International adoptees often arrive in the U.S. with an incomplete birth certificate and medical history, thus questions arise as to the child's accurate date of birth. As a result, pediatricians are often called upon to render an age determination based on standard measures, such as dental eruption and radiographic bone age.

When making an age determination, a difference of a few weeks or months will not matter as much in children under the age of 1. But for an older adoptee, age determination could influence placement in school, wrote Veronnie Jones, MD, PhD, and colleagues on the AAP Committee on Early Childhood, Adoption, and Dependent Care.
  • Every year, more than 100,000 children are adopted in the United States, and these children may have multiple health care needs. They require a comprehensive health evaluation, including a review of all available medical records and a complete physical examination.
  • The American Academy of Pediatrics recommends that age-appropriate screens be performed on these children, including newborn screening panels; hearing, vision, and dental screens; and formal behavioral/developmental screens.

Delaying any changes on the birth certificate more than a year after adoption allows for "catch-up growth" and extended observation of the child's physical and emotional development, they wrote in a clinical report in Pediatrics.

The recommendation regarding age determination is one of several that the AAP has developed to help pediatricians properly evaluate and treat adoptees.

It's estimated that more than 100,000 children are adopted in the U.S. and an average of 22,000 international adoptees have entered the U.S. annually for the past four years. The latter may contend with infectious disease, developmental delays, and risk factors such as poverty, malnutrition, and little prenatal care.

The guideline takes pediatricians through the process from the pre-adoption stage to assessing the child at different developmental stages.

In the pre-adoption stage, parents may request that the pediatrician review the medical records of the child or the biological parents. Specific issues to address are growth trends, developmental progress, and family history. The guidelines stressed that video and photos can be included in the records, but they cannot be used to make a conclusive diagnosis.

Because an international adoptee's medical history may be incomplete, pediatricians should review potential health risks secondary to the child's country of origin, according to the guidelines.

During a physical exam, healthcare providers must be aware that many adoptees have never been seen by a doctor, so the process may cause distress. Having a translator present can help with foreign adoptees. Also, ethnically oriented growth charts should be used and attention should be paid to the child's general appearance.

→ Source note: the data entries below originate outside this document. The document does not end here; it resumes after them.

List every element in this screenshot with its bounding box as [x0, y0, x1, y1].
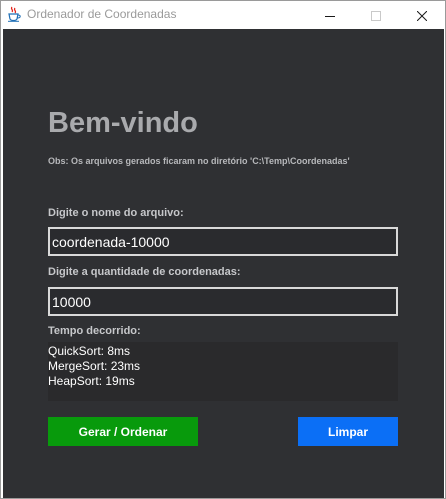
results-output[interactable]: QuickSort: 8ms MergeSort: 23ms HeapSort:…: [48, 342, 398, 401]
minimize-icon: [325, 6, 335, 25]
title-bar[interactable]: Ordenador de Coordenadas: [1, 1, 445, 29]
maximize-button[interactable]: [353, 1, 399, 29]
content-panel: Bem-vindo Obs: Os arquivos gerados ficar…: [3, 29, 444, 498]
generate-sort-button[interactable]: Gerar / Ordenar: [48, 417, 198, 446]
page-title: Bem-vindo: [48, 107, 198, 139]
file-name-label: Digite o nome do arquivo:: [48, 207, 184, 219]
close-icon: [416, 6, 428, 25]
output-directory-note: Obs: Os arquivos gerados ficaram no dire…: [48, 156, 350, 166]
result-line-quicksort: QuickSort: 8ms: [48, 344, 131, 358]
file-name-input[interactable]: [48, 227, 398, 256]
close-button[interactable]: [399, 1, 445, 29]
minimize-button[interactable]: [307, 1, 353, 29]
clear-button[interactable]: Limpar: [298, 417, 398, 446]
maximize-icon: [371, 6, 381, 25]
quantity-label: Digite a quantidade de coordenadas:: [48, 266, 241, 278]
result-line-heapsort: HeapSort: 19ms: [48, 374, 135, 388]
quantity-input[interactable]: [48, 287, 398, 316]
app-window: Ordenador de Coordenadas Bem-vindo Obs: …: [0, 0, 446, 499]
window-title: Ordenador de Coordenadas: [27, 7, 177, 21]
java-cup-icon: [7, 6, 21, 22]
result-line-mergesort: MergeSort: 23ms: [48, 359, 141, 373]
elapsed-time-label: Tempo decorrido:: [48, 325, 141, 337]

A "thorough but sensitive" exam of the genital area should be performed to identify any possible sexual abuse. The authors cautioned that the timing of this exam may have to be adjusted based on the child's history and anxiety levels.

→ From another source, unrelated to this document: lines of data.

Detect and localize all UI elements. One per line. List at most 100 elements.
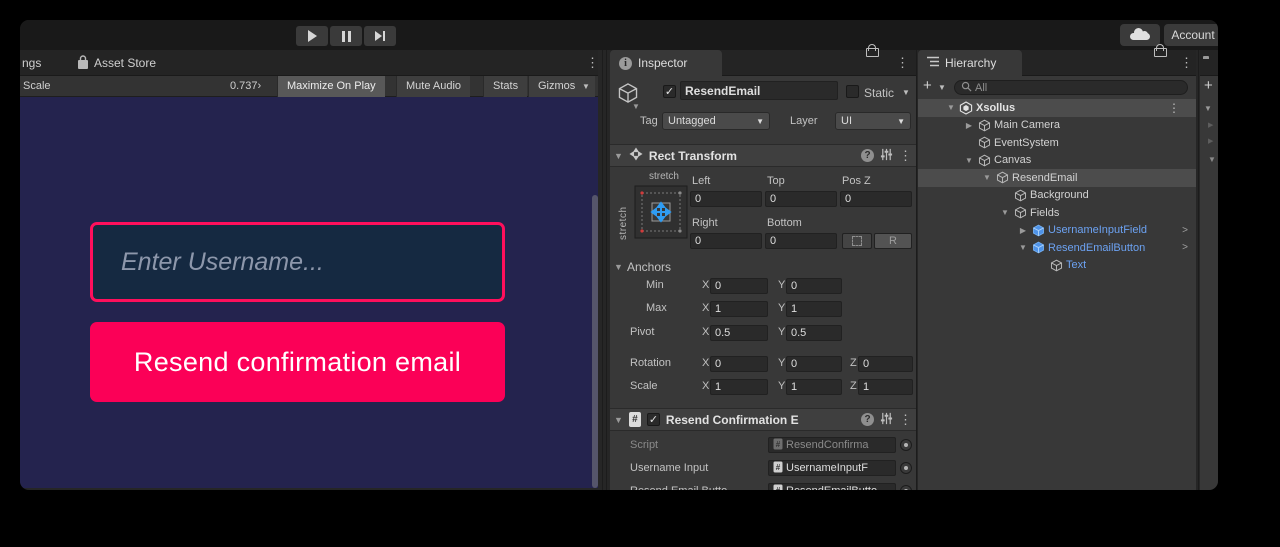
rt-max-x-field[interactable]: 1 (710, 301, 768, 317)
left-field[interactable]: 0 (690, 191, 762, 207)
mute-audio-button[interactable]: Mute Audio (396, 76, 470, 97)
project-foldout-icon[interactable]: ▼ (1204, 104, 1212, 113)
active-checkbox[interactable]: ✓ (663, 85, 676, 98)
hierarchy-item-text[interactable]: Text (918, 257, 1196, 275)
rect-transform-header[interactable]: ▼ Rect Transform ? ⋮ (610, 144, 916, 167)
tag-label: Tag (640, 115, 658, 127)
expand-arrow-icon[interactable]: ▼ (1016, 243, 1030, 252)
scene-kebab-icon[interactable]: ⋮ (1168, 101, 1180, 115)
left-label: Left (692, 175, 710, 187)
hierarchy-item-label: UsernameInputField (1046, 224, 1147, 236)
rt-scale-x-field[interactable]: 1 (710, 379, 768, 395)
rt-row-label: Max (646, 302, 667, 314)
hierarchy-item-canvas[interactable]: ▼ Canvas (918, 152, 1196, 170)
bottom-field[interactable]: 0 (765, 233, 837, 249)
help-icon[interactable]: ? (861, 413, 874, 426)
anchor-preset-widget[interactable] (634, 185, 688, 242)
rect-transform-kebab-icon[interactable]: ⋮ (899, 149, 912, 162)
hierarchy-item-eventsystem[interactable]: EventSystem (918, 134, 1196, 152)
posz-field[interactable]: 0 (840, 191, 912, 207)
expand-arrow-icon[interactable]: ▶ (962, 121, 976, 130)
project-foldout-icon[interactable]: ▼ (1208, 155, 1216, 164)
object-picker-icon[interactable] (900, 462, 912, 474)
anchors-foldout-icon[interactable]: ▼ (614, 262, 623, 272)
tab-asset-store[interactable]: Asset Store (94, 56, 156, 70)
object-reference-field[interactable]: #ResendConfirma (768, 437, 896, 453)
blueprint-mode-button[interactable] (842, 233, 872, 249)
game-tab-kebab-icon[interactable]: ⋮ (586, 56, 599, 69)
game-scrollbar[interactable] (592, 195, 598, 488)
expand-arrow-icon[interactable]: ▼ (944, 103, 958, 112)
hierarchy-kebab-icon[interactable]: ⋮ (1180, 56, 1193, 69)
rt-scale-y-field[interactable]: 1 (786, 379, 842, 395)
expand-arrow-icon[interactable]: ▶ (1016, 226, 1030, 235)
project-add-button[interactable]: + (1204, 77, 1213, 94)
component-enabled-checkbox[interactable]: ✓ (647, 413, 660, 426)
rt-rotation-z-field[interactable]: 0 (858, 356, 913, 372)
inspector-kebab-icon[interactable]: ⋮ (896, 56, 909, 69)
hierarchy-item-xsollus[interactable]: ▼ Xsollus ⋮ (918, 99, 1196, 117)
account-button[interactable]: Account (1164, 24, 1218, 46)
resend-email-button[interactable]: Resend confirmation email (90, 322, 505, 402)
gameobject-name-field[interactable]: ResendEmail (680, 81, 838, 100)
rt-min-y-field[interactable]: 0 (786, 278, 842, 294)
hierarchy-search-input[interactable]: All (954, 80, 1188, 95)
static-checkbox[interactable] (846, 85, 859, 98)
open-prefab-chevron-icon[interactable]: > (1182, 242, 1188, 253)
create-object-caret-icon[interactable]: ▼ (938, 83, 946, 92)
account-label: Account (1171, 28, 1214, 42)
rt-rotation-x-field[interactable]: 0 (710, 356, 768, 372)
tag-dropdown[interactable]: Untagged▼ (662, 112, 770, 130)
top-field[interactable]: 0 (765, 191, 837, 207)
stats-button[interactable]: Stats (483, 76, 527, 97)
hierarchy-item-fields[interactable]: ▼Fields (918, 204, 1196, 222)
step-button[interactable] (364, 26, 396, 46)
object-picker-icon[interactable] (900, 439, 912, 451)
presets-icon[interactable] (880, 148, 893, 164)
expand-arrow-icon[interactable]: ▼ (962, 156, 976, 165)
rt-pivot-y-field[interactable]: 0.5 (786, 325, 842, 341)
object-reference-field[interactable]: #ResendEmailButto (768, 483, 896, 490)
rt-scale-z-field[interactable]: 1 (858, 379, 913, 395)
hierarchy-item-resendemailbutton[interactable]: ▼ResendEmailButton> (918, 239, 1196, 257)
object-picker-icon[interactable] (900, 485, 912, 490)
hierarchy-item-main-camera[interactable]: ▶Main Camera (918, 117, 1196, 135)
hierarchy-item-background[interactable]: Background (918, 187, 1196, 205)
gizmos-caret-icon[interactable]: ▼ (582, 82, 590, 91)
svg-text:#: # (776, 463, 781, 472)
rt-pivot-x-field[interactable]: 0.5 (710, 325, 768, 341)
axis-label: Y (778, 357, 785, 369)
pause-button[interactable] (330, 26, 362, 46)
tab-partial-settings[interactable]: ngs (22, 56, 41, 70)
tab-hierarchy[interactable]: Hierarchy (918, 50, 1022, 76)
create-object-button[interactable]: + (923, 77, 932, 94)
object-reference-field[interactable]: #UsernameInputF (768, 460, 896, 476)
hierarchy-item-resendemail[interactable]: ▼ResendEmail (918, 169, 1196, 187)
hierarchy-item-label: Canvas (992, 154, 1031, 166)
rt-rotation-y-field[interactable]: 0 (786, 356, 842, 372)
maximize-on-play-button[interactable]: Maximize On Play (277, 76, 385, 97)
play-button[interactable] (296, 26, 328, 46)
right-field[interactable]: 0 (690, 233, 762, 249)
dock-divider (606, 50, 607, 490)
open-prefab-chevron-icon[interactable]: > (1182, 225, 1188, 236)
rt-min-x-field[interactable]: 0 (710, 278, 768, 294)
raw-mode-button[interactable]: R (874, 233, 912, 249)
script-component-kebab-icon[interactable]: ⋮ (899, 413, 912, 426)
foldout-icon[interactable]: ▼ (614, 151, 623, 161)
script-component-header[interactable]: ▼ # ✓ Resend Confirmation E ? ⋮ (610, 408, 916, 431)
hierarchy-item-label: Xsollus (974, 102, 1015, 114)
cloud-services-button[interactable] (1120, 24, 1160, 46)
username-input[interactable]: Enter Username... (90, 222, 505, 302)
layer-dropdown[interactable]: UI▼ (835, 112, 911, 130)
gameobject-icon-caret[interactable]: ▼ (632, 102, 640, 111)
tab-inspector[interactable]: i Inspector (610, 50, 722, 76)
expand-arrow-icon[interactable]: ▼ (998, 208, 1012, 217)
expand-arrow-icon[interactable]: ▼ (980, 173, 994, 182)
foldout-icon[interactable]: ▼ (614, 415, 623, 425)
hierarchy-item-usernameinputfield[interactable]: ▶ UsernameInputField > (918, 222, 1196, 240)
presets-icon[interactable] (880, 412, 893, 428)
static-caret-icon[interactable]: ▼ (902, 88, 910, 97)
rt-max-y-field[interactable]: 1 (786, 301, 842, 317)
help-icon[interactable]: ? (861, 149, 874, 162)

For diagnostic testing and immunizations, the guidelines stated that both can be repeated, particularly for children born outside the U.S. An accelerated immunization schedule can be used.

For a child with chronic healthcare concerns, the pediatrician should manage referrals to specialists, but must plan such referrals carefully so as not to overwhelm the adoptee.

Other recommendations in the clinical report are:

  • Hearing and vision screening for all adopted children
  • Mental health reviews for children adopted from foster care or institutions
  • Developmental screening for all children, using validated screening tools


The authors warned that language barriers may bias development screening results in foreign adoptees; early scores on screening tools may not be predictive of later functioning. On the other hand, pediatricians should keep in mind that developmental delays in expressive and receptive language may not be solely related to learning a new language.

The authors concluded that establishment of a medical home for adopted children would be the best way to fully address their needs.

AAP clinical reports expire five years after publication unless reaffirmed, amended, or retired at five years or before.

Any author conflicts have been resolved by the AAP board of directors.

Primary source: Pediatrics
Source reference:
Jones VF, et al "Comprehensive health evaluation of the newly adopted child" Pediatrics 2012; 129: 453-462.